Обсуждение: Introducing an advanced Frequent Update Optimization

Поиск
Список
Период
Сортировка

Introducing an advanced Frequent Update Optimization

От
"Simon Riggs"
Дата:
EnterpriseDB has been running a research project to improve the
performance of heavily updated tables. We have a number of approaches
prototyped and we'd like to discuss the best of these now on -hackers
for community input and patch submission to PostgreSQL core.

The most important step with any proposal is to agree that we have an
issue that needs improvement, discuss how widespread that issue is and
find some clear test cases that show up the problems. Tests are:

1. pgbench reveals performance that will degrade over a long period.

2. DBT-2 reveals performance that will degrade over a long period. Many
tests over a 2 hour period don't fully show this, especially when the
test is cafeully tuned.

3. Some common scenarios in applications are where some rows of a table
are "hot" from being constantly updated, while others are not. An
example of such a test case is the truckin' test, included here. It's
based directly on a specific customer application, but its been
generalised to make sure the underlying design pattern is clear.

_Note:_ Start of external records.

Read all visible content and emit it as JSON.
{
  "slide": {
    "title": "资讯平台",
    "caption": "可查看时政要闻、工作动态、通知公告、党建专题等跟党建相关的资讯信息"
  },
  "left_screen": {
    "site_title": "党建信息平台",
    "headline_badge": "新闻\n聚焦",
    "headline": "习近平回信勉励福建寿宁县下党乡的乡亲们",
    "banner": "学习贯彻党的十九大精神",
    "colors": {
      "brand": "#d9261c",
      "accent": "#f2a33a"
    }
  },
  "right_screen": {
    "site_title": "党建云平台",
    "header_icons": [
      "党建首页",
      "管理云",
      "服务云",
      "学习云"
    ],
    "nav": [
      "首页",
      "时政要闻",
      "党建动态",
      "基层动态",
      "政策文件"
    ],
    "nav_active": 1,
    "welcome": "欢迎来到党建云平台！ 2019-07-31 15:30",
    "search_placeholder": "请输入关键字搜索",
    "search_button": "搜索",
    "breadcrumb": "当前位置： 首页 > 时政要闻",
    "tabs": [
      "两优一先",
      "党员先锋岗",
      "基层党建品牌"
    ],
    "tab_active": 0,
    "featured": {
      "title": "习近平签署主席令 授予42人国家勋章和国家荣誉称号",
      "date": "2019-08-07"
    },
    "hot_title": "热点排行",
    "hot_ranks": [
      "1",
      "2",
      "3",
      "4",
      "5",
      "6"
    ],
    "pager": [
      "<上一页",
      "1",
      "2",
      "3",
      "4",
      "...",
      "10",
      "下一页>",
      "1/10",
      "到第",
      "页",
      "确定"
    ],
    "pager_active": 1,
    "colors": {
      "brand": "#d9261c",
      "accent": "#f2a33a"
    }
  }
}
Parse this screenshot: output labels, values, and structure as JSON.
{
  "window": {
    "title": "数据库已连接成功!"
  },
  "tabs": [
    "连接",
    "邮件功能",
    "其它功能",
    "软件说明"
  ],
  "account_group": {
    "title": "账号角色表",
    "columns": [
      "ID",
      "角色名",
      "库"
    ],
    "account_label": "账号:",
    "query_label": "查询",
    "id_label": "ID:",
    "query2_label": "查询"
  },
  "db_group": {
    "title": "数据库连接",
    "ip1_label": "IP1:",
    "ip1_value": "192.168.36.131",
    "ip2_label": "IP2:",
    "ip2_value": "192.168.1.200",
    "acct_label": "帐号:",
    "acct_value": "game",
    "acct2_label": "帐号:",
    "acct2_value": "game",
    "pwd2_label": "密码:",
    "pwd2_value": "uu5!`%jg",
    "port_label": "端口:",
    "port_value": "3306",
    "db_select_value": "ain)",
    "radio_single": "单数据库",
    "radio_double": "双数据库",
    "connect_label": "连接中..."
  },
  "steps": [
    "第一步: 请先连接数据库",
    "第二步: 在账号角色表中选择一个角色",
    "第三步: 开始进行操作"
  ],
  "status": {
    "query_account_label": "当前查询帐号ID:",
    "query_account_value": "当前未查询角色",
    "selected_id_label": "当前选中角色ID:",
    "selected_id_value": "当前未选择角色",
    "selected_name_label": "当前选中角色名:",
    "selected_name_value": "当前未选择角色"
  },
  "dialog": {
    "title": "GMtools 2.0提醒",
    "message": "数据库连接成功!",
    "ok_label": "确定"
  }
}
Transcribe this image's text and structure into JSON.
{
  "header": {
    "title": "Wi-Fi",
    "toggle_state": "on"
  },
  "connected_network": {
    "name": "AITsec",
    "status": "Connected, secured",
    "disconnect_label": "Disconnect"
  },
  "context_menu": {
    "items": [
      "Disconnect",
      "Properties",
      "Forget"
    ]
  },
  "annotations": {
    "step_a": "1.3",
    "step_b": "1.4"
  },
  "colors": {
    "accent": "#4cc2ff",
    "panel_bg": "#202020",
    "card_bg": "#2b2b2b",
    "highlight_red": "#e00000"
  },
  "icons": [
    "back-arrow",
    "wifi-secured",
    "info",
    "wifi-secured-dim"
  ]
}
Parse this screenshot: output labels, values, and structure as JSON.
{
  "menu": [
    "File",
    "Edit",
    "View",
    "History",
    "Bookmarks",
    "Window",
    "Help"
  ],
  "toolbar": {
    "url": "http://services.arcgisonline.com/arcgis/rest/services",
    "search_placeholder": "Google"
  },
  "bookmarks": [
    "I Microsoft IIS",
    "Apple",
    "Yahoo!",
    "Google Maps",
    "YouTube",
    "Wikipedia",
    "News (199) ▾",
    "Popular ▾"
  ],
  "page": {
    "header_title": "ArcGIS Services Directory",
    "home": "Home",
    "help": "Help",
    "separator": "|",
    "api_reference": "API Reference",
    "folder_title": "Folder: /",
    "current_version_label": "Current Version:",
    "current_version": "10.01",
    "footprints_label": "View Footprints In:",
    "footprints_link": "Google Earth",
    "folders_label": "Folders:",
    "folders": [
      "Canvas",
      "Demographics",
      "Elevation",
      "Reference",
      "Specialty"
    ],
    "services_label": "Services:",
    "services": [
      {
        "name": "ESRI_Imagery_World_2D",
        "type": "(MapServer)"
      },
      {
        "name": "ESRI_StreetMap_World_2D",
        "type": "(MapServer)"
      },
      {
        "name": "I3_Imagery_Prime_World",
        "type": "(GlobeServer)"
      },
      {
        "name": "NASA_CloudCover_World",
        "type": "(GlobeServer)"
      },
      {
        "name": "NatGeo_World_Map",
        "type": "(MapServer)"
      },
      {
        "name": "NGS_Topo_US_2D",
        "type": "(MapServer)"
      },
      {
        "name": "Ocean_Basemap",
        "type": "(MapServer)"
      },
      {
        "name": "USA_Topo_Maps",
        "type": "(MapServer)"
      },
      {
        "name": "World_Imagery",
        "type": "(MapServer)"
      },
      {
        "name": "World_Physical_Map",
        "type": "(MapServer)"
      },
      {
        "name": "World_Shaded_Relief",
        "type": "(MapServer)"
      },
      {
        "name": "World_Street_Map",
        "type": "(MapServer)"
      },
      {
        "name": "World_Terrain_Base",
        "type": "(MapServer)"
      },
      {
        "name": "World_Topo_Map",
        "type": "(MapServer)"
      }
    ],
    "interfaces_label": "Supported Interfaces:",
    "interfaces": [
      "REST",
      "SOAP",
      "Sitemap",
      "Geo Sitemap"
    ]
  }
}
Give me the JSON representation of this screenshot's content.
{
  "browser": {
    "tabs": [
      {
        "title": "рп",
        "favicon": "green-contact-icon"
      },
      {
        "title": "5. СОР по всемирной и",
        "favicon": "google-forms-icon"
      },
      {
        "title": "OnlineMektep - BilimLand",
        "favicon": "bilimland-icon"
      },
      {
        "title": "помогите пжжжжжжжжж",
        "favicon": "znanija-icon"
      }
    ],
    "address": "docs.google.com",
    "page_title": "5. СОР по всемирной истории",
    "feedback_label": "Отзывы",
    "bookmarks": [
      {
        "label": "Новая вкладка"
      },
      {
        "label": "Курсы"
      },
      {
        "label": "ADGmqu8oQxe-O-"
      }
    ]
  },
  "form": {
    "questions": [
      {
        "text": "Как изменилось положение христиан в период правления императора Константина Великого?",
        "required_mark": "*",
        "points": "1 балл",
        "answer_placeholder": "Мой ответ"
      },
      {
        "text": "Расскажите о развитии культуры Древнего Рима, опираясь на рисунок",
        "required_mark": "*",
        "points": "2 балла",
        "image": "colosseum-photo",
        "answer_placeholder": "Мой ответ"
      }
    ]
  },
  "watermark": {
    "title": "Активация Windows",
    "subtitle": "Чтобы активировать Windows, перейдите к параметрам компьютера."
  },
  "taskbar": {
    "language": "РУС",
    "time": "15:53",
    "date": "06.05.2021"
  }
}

These tests reveal the following issues, all of which are known:

- update performs inserts into indexes, as well as into heap blocks

- VACUUM can remove heap blocks easily, but performs much worse on
indexes, making VACUUM a less good solution. We have now been able to
speed up index VACUUM, but this require us to scan the whole index for
correct locking. VACUUM scans the whole table, whereas dead rows may
well be localised. Heap-needs-vacuum-bitmap has been proposed here, but
no solution currently exists for vacuuming only parts of indexes and so
proposals for concurrent vacuums are now being considered.

- indexes that have been stretched apart by updates do not ever coalesce
again and require regular REINDEX, which is not yet possible
concurrently; the contention caused by this would be catastrophic for
performance, even if anybody knew of a way to do this concurrently.

- There are specific issues with the optimizer's ability to understand
dead row numbers, which can in some cases lead to SeqScan plans that are
inappropriate when tables grow because of updates. This is a red-herring
that can lead to people thinking the situation is worse than it is; that
needs fixing, but the core issues mentioned above remain.

To alleviate these problems we've added features such as WITH fillfactor
for heaps and table-level autovacuum tuning. Tuning all of these
features to good effect is an art form that is beyond the reasonable for
most users. Many internal optimizations have been made in this area and
as can be seen, many are still required to achieve better performance.

The proposal about to be made takes a more radical approach and
re-examines the architecture of the heap, to allow us to consider much
faster designs for heavy UPDATEs. Although initially radical, the
proposal appears to be fully MVCC correct, crash safe as well as being
much faster under heavy updates, while approximately neutral in other
cases with no major downsides.

Why should we care? The UPDATE case has obvious use-cases in a business
design pattern I'll call CustomerAccountDebit which is pervasive in
pay-per-use websites, banks, telephone companies, road traffic
monitoring etc etc. It's also pervasive in Data Warehousing where
summary tables/materialized views are regularly updated to maintain a
current picture of spending, movements or any other accumulation of
event detail. It's everywhere, basically.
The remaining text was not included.